The need for accessible websites
Per the Census Bureau’s report released in 2012, 57 million Americans (about 20% of the population) have a disability.
- 19.9 million (8.2%) have difficulty lifting or grasping. This could, for example, impact their ability to use a mouse or keyboard.
- 15.2 million (6.3%) have a cognitive, mental, or emotional impairment. These people might have difficulty maintaining focus or understanding content hierarchies.
- 8.1 million (3.3%) have a vision impairment. These people might rely on a screen magnifier or a screen reader, or might have a form of color blindness.
- 7.6 million (3.1%) have a hearing impairment. They might rely on transcripts and / or captions for audio and video media.

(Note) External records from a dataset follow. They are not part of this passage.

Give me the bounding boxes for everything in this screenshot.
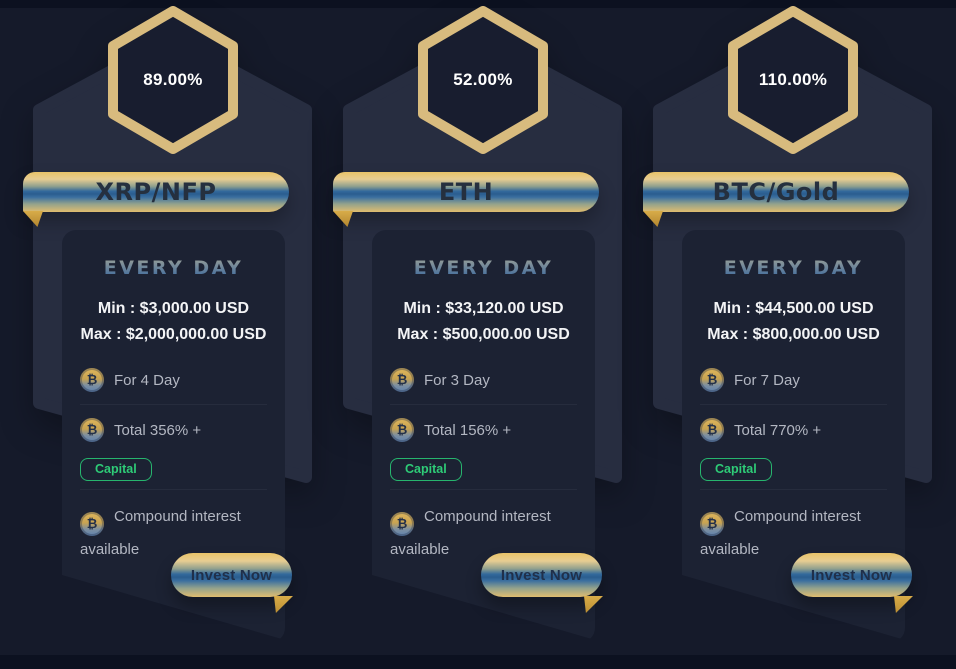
compound-interest-row: ₿ Compound interest available xyxy=(700,503,887,564)
min-amount: Min : $44,500.00 USD xyxy=(713,300,874,317)
bitcoin-coin-icon: ₿ xyxy=(700,368,724,392)
divider xyxy=(700,404,887,405)
total-return-text: Total 770% + xyxy=(734,421,822,439)
compound-interest-row: ₿ Compound interest available xyxy=(390,503,577,564)
bitcoin-coin-icon: ₿ xyxy=(390,418,414,442)
bitcoin-coin-icon: ₿ xyxy=(700,512,724,536)
total-return-row: ₿ Total 770% + xyxy=(700,418,887,442)
max-amount: Max : $500,000.00 USD xyxy=(397,326,570,343)
rate-value: 52.00% xyxy=(453,70,513,89)
plan-title: ETH xyxy=(438,178,494,206)
bitcoin-coin-icon: ₿ xyxy=(700,418,724,442)
bitcoin-coin-icon: ₿ xyxy=(390,368,414,392)
compound-interest-row: ₿ Compound interest available xyxy=(80,503,267,564)
total-return-text: Total 356% + xyxy=(114,421,202,439)
min-max-amounts: Min : $44,500.00 USD Max : $800,000.00 U… xyxy=(700,296,887,348)
plan-title: XRP/NFP xyxy=(95,178,217,206)
plan-title-ribbon: BTC/Gold xyxy=(643,172,909,212)
max-amount: Max : $2,000,000.00 USD xyxy=(80,326,267,343)
divider xyxy=(700,489,887,490)
rate-hexagon-badge xyxy=(108,6,238,154)
total-return-text: Total 156% + xyxy=(424,421,512,439)
schedule-label: EVERY DAY xyxy=(390,256,577,280)
min-max-amounts: Min : $33,120.00 USD Max : $500,000.00 U… xyxy=(390,296,577,348)
plan-title-ribbon: XRP/NFP xyxy=(23,172,289,212)
rate-value: 89.00% xyxy=(143,70,203,89)
compound-interest-text: Compound interest available xyxy=(80,508,241,558)
compound-interest-text: Compound interest available xyxy=(390,508,551,558)
schedule-label: EVERY DAY xyxy=(80,256,267,280)
plan-card: 110.00% BTC/Gold EVERY DAY Min : $44,500… xyxy=(643,0,933,669)
duration-row: ₿ For 3 Day xyxy=(390,368,577,392)
plan-card: 89.00% XRP/NFP EVERY DAY Min : $3,000.00… xyxy=(23,0,313,669)
rate-hexagon-badge xyxy=(728,6,858,154)
invest-now-button[interactable]: Invest Now xyxy=(171,553,292,597)
capital-badge: Capital xyxy=(390,458,462,481)
min-amount: Min : $3,000.00 USD xyxy=(97,300,250,317)
invest-now-button[interactable]: Invest Now xyxy=(481,553,602,597)
capital-badge: Capital xyxy=(700,458,772,481)
plan-title-ribbon: ETH xyxy=(333,172,599,212)
schedule-label: EVERY DAY xyxy=(700,256,887,280)
divider xyxy=(80,489,267,490)
divider xyxy=(390,489,577,490)
rate-value: 110.00% xyxy=(758,70,828,89)
compound-interest-text: Compound interest available xyxy=(700,508,861,558)
divider xyxy=(390,404,577,405)
max-amount: Max : $800,000.00 USD xyxy=(707,326,880,343)
min-amount: Min : $33,120.00 USD xyxy=(403,300,564,317)
capital-badge: Capital xyxy=(80,458,152,481)
duration-text: For 7 Day xyxy=(734,371,800,389)
plan-card: 52.00% ETH EVERY DAY Min : $33,120.00 US… xyxy=(333,0,623,669)
total-return-row: ₿ Total 356% + xyxy=(80,418,267,442)
invest-now-button[interactable]: Invest Now xyxy=(791,553,912,597)
duration-row: ₿ For 7 Day xyxy=(700,368,887,392)
divider xyxy=(80,404,267,405)
plan-title: BTC/Gold xyxy=(712,178,840,206)
min-max-amounts: Min : $3,000.00 USD Max : $2,000,000.00 … xyxy=(80,296,267,348)
top-edge-band xyxy=(0,0,956,8)
rate-hexagon-badge xyxy=(418,6,548,154)
duration-row: ₿ For 4 Day xyxy=(80,368,267,392)
duration-text: For 3 Day xyxy=(424,371,490,389)
bitcoin-coin-icon: ₿ xyxy=(80,512,104,536)
total-return-row: ₿ Total 156% + xyxy=(390,418,577,442)
bitcoin-coin-icon: ₿ xyxy=(80,368,104,392)
duration-text: For 4 Day xyxy=(114,371,180,389)
bitcoin-coin-icon: ₿ xyxy=(80,418,104,442)
bottom-edge-band xyxy=(0,655,956,669)
bitcoin-coin-icon: ₿ xyxy=(390,512,414,536)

Benefits of an accessible website
- It’s the right thing to do: Accessibility issues cut across all demographics and affect not just people with various types of impairments, but also people with slow internet speeds, people in transit while online, and a number of other temporary situations. Any organization with a commitment to diversity, equity and inclusion should be working towards an accessible website.
- Reach more people: With about 20% of the population coping with some for of disability that can make it difficult to use a website, by making yours accessible, your content can get to a larger audience.
- Can improve SEO: Accessibility improves SEO as it requires the site to be structured very well on the backend.
- Can prevent lawsuits: The number of lawsuits filed against companies without sufficiently accessible websites is on the rise. Web accessibility is never done. But by implementing a work plan towards improving your website’s accessibility over time, you can demonstrate your commitment to making it possible for as many people as you can.